Re: Alternative File API

Nikunj,

>>>
>> While the above API does have the advantages that we agree come with 
>> a model that stems from EventTarget and events, I'm concerned that 
>> we've complicated the API for an edge case.  I *do* agree that 
>> progress events are desirable, especially given leaky abstractions 
>> for file systems (e.g. the user plugs in a networked drive, which is 
>> surfaced from the input type="file" picker) which could behave 
>> slowly.  But this seems like a desirable edge case which we should 
>> find another solution for, and not overhaul the entire API.
>
> Do we need asynchronous APIs if files are local and file system access 
> is fast? If we do, then why do we not also need progress events? 
Note that I say that I *do* agree that progress feedback is useful.  
However, I'm not convinced that they will always be used, since in 
*most* cases, file access should be fast.  The discussion here is *how 
best* to integrate progress feedback, not *if* we should integrate it. I 
describe progress feedback for making file data available to read as an 
edge case because I think that in most cases we won't need it.  But 
again, I accept that it is useful.
> It seems that the whole WebApps WG has accepted the "desirable edge 
> case" of dealing with system delays such as in SQL databases and file 
> systems through the use of asynchronous APIs.
>
Yes, but that is different than giving feedback about progress!  
Asynchronous APIs are desirable in general, so as not to block in the 
main thread.  The existing file read mechanism in Firefox today (which 
is non-standard!) is, in fact, synchronous [1].  Standardizing this kind 
of an API was a non-starter (but it is used), although the present "TR" 
of the File specification (which I think should be obsolete) still 
stipulates synchronous reads [2].
>> In fact, progress events for file APIs seem pretty sugary in general; 
>> many of the other platforms I've looked at for File APIs don't have 
>> them.
>
> Please cite the platforms you have researched.
Check out :

1. Silverlight OpenFileDialog API (API reference with SDK download): 
http://www.microsoft.com/video/en/us/details/4f14da66-e263-4ef2-8d42-f90dc4c00384

"File reading" doesn't generate its own progress events, but you could 
use 'bytes read' for progress feedback, especially over network upload 
scenarios, and use asynchronous callbacks.  Again, this isn't the same 
as a dedicated Progress Event; Silverlight developers should correct me 
if I'm off here.  To get the API reference, you may have to download the 
SDK (Windows only AFAICT).  I'd like to get more feedback from 
developers who use Silverlight about what they'd like from a File API 
for the web.

Google Gears:

2. http://code.google.com/apis/gears/api_desktop.html#File
3. http://code.google.com/apis/gears/api_blob.html

Stuff like desktop.openFiles(callback) follows callback mechanisms 
similar to what's in the existing API, but without dedicated 
asynchronous accessors.  You can get the File's data as a Blob.  But if 
you want ProgressEvent, you can get it using HttpRequest 
(http://code.google.com/apis/gears/api_httprequest.html and 
http://code.google.com/apis/gears/api_httprequest.html#ProgressEvent), 
but only for upload to a server.   I'd like to get more feedback from 
developers who use Gears regularly.

Then, there's Java File I/O, which has been modified by JSRs at least 
twice (JSR51, and JSR203).  Each of these evolved new capabilities, 
including asynchronous I/O and polling (non-blocking) reads.  In 
particular, check out:

4. http://java.sun.com/j2se/1.4.2/docs/api/java/io/File.html
5. http://java.sun.com/j2se/1.4.2/docs/api/java/io/FileInputStream.html
6. 
http://java.sun.com/javase/6/docs/api/javax/swing/ProgressMonitorInputStream.html

Here, you *can* get progress updates using ProgressMonitorInputStream 
(6. above) with the FileInputStream (5. above); this is relatively 
easy.  Or, you could monitor byte updates on the FileChannel.  This 
platform gives you optional progress feedback, e.g. for large files.

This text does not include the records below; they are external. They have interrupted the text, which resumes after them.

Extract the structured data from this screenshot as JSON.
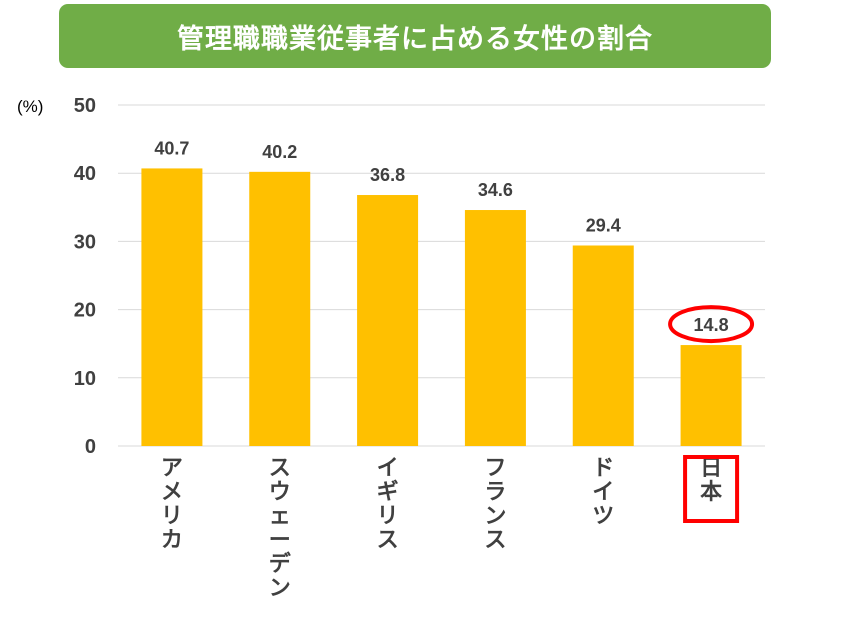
{
  "title": "管理職職業従事者に占める女性の割合",
  "colors": {
    "banner": "#70ad47",
    "bar": "#ffc000",
    "highlight": "#ff0000",
    "grid": "#d9d9d9",
    "text": "#404040"
  },
  "chart_data": {
    "type": "bar",
    "title": "管理職職業従事者に占める女性の割合",
    "ylabel": "(%)",
    "xlabel": "",
    "ylim": [
      0,
      50
    ],
    "yticks": [
      0,
      10,
      20,
      30,
      40,
      50
    ],
    "grid": true,
    "categories": [
      "アメリカ",
      "スウェーデン",
      "イギリス",
      "フランス",
      "ドイツ",
      "日本"
    ],
    "values": [
      40.7,
      40.2,
      36.8,
      34.6,
      29.4,
      14.8
    ],
    "value_labels": [
      "40.7",
      "40.2",
      "36.8",
      "34.6",
      "29.4",
      "14.8"
    ],
    "highlighted_category": "日本"
  }
}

But the most compelling case is Flash (Flex AS3 ref):

7. http://livedocs.adobe.com/flex/3/langref/
8. In particular: 
http://livedocs.adobe.com/flex/3/langref/flash/filesystem/FileStream.html
9. Also: 
http://livedocs.adobe.com/flex/3/langref/flash/filesystem/FileStream.html#event:progress

FileStream uses progress events, and you can listen for these (doesn't 
bubble) when dealing with large files (bytesLoaded, bytesTotal, etc. -- 
see 9. above).  We've discussed the fact that GMail uses Flash for file 
access scenarios on this listserv and *falls back* to <input 
type="file"> if Flash is disabled or simply not on the system [3].  In 
that discussion [3], the use case for progress events is: "file upload 
progress" which we get with XHR and the File API, even as currently 
written.  We can also slice( ) files.  Again, I'm in favor of progress 
feedback, but I stick to my guns when I assert that they aren't that 
important for *file reads* :-)

Flash has progress events for File reads, however, and so should the 
web.  Again, to date, this wasn't cited as the reason why Flash is used 
[3], at least for GMail.  This discussion isn't about whether or not we 
should have progress detection ability for file reads.  In general, I'd 
like to get more feedback than what we got with [3] from developers who 
use Flash about what they'd like from a File API for the web.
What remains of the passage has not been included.